LX. Powiew wiosny

122 25 59
                                    

Bornel, 1814

Cały świat obiegła informacja o kapitulacji Napoleona, jednak dla Eleonory nie miała ona żadnego znaczenia. Niegdyś podziwiała cesarza, ale od kiedy los związał ją z Albertem, po cichu drżała o jego życie, a wojna nie pomagała pozostać mu na tym świecie.

W Bornel priorytetem stało się otwarcie sierocińca. Nadejście wiosny pozwoliło przystąpić do prac z jeszcze większą energią. Budynek był już niemal gotowy, wymagał jedynie kilku zmian w środku i dzieciaki będą mogły się wprowadzić.

Wraz z powiewem wiosennego powietrza, sierotki również zaczęły wyłaniać się z domów, w których tłoczyły się zimą, i chętnie doglądały prac przy ich przyszłym domu, a starsi chłopcy z ochotą pomagali Christopherowi, Pawiemu Oczku i Wielkoludowi, tworząc naprawdę zgrany zespół.

Eleonora po spotkaniu z lokalnymi damami postanowiła, że nie chce mieć z nimi do czynienia. Spotykała się jedynie z Myrtle, ale w ich relacje wkradła się pewna niezręczność. Początkowo dużo czasu spędzała samotnie na plebanii, pisząc listy do Georgiany, Mary i Wally'ego, jednak śmiechy dobiegające ją z placu budowy były niezwykle nęcące. Gdy Christopher zaproponował, że wyniesie jej krzesło i ustawi je wraz z ogrodowym stolikiem w pobliżu sierocińca, księżna nawet przez chwilę nie oponowała.

W pierwszych dniach po wprowadzeniu tego rozwiązania Eleonora dalej zajmowała się pisaniną. Zwykle udawało jej się nakreślić jedynie kilka linijek, gdyż dyskretnie podnosiła wzrok i obserwowała, co dzieje się wokół sierocińca.

Pawie Oczko rzeczywiście był mrukliwy, ale nie wyglądał tak strasznie, jak na początku myślała księżna. Można było przyzwyczaić się do jego twarzy i nie spoglądać na nią z odrazą. Z kolei Eugène okazał się prawdziwym żartownisiem i z Christopherem prześcigali się w opowiadaniu zabawnych historii, ku uciesze dzieciaków, które wprost uwielbiały Wielkoluda. Już na pierwszy rzut oka można było dostrzec, że poza monstrualnym wzrostem, ten mężczyzna ma też ogromne serce. Kto inny przygarnąłby bezdomnego żołnierza i gromadkę dzieciaków pod swój dach, samemu będąc biednym jak mysz kościelna?

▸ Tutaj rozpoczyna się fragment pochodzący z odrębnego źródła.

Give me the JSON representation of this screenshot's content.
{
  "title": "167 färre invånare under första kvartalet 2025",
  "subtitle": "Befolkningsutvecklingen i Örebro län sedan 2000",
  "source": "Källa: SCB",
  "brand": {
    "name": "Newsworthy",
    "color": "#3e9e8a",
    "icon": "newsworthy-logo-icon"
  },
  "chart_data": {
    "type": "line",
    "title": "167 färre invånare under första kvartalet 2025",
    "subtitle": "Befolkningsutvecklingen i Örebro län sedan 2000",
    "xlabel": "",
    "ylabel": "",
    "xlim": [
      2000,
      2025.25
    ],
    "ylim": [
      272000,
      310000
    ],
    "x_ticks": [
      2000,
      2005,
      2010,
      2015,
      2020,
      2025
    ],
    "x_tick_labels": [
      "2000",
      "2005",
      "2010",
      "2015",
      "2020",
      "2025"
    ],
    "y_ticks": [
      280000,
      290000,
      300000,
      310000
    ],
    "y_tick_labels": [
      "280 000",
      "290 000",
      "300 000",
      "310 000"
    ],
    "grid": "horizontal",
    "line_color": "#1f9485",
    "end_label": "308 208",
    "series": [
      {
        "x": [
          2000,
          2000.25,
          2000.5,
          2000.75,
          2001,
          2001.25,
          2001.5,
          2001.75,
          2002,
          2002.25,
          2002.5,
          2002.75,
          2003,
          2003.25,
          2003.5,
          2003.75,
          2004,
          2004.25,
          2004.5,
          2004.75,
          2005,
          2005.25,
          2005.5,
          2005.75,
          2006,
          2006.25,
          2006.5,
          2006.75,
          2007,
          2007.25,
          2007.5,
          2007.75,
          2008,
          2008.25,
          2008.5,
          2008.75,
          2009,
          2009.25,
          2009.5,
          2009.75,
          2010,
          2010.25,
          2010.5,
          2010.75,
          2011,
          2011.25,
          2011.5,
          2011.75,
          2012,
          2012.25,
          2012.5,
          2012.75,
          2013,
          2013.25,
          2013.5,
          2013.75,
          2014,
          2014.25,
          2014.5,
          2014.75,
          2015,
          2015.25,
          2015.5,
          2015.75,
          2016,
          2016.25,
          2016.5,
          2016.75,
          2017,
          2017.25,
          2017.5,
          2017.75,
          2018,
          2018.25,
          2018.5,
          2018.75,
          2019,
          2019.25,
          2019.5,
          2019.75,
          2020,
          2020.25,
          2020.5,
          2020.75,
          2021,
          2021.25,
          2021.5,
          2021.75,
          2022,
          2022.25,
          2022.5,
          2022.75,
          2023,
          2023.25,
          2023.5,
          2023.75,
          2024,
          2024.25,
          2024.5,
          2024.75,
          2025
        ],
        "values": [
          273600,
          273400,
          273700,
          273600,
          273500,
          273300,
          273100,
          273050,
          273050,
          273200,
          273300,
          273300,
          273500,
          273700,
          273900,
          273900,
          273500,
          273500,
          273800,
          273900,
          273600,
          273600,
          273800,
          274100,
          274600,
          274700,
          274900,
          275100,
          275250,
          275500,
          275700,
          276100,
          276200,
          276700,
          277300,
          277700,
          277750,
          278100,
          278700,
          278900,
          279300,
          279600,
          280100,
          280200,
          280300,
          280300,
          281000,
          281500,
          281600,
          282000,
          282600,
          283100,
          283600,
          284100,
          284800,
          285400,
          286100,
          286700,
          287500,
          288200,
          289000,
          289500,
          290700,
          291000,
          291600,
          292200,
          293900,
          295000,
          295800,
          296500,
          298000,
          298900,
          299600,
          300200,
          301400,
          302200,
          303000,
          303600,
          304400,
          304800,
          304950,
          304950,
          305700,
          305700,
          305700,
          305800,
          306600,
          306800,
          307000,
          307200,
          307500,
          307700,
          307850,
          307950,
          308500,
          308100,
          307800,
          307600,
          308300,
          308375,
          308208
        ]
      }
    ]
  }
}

Myrtle czasem towarzyszyła Eleonorze przy jej ogrodowym stoliczku, ale niewiele przyjemności czerpała z obserwacji sierotek i odmieńców, jak zwykła mówić na Pawie Oczko i Wielkoluda. Jedynie ksiądz był dla niej ciekawym obiektem, ale niewystarczającym, by przesiadywać na odludziu z dala od plotek, toteż jej wizyty stały się rzadsze.

– Christophe! Christophe! Chodź tu szybko! – krzyknęła Eleonora.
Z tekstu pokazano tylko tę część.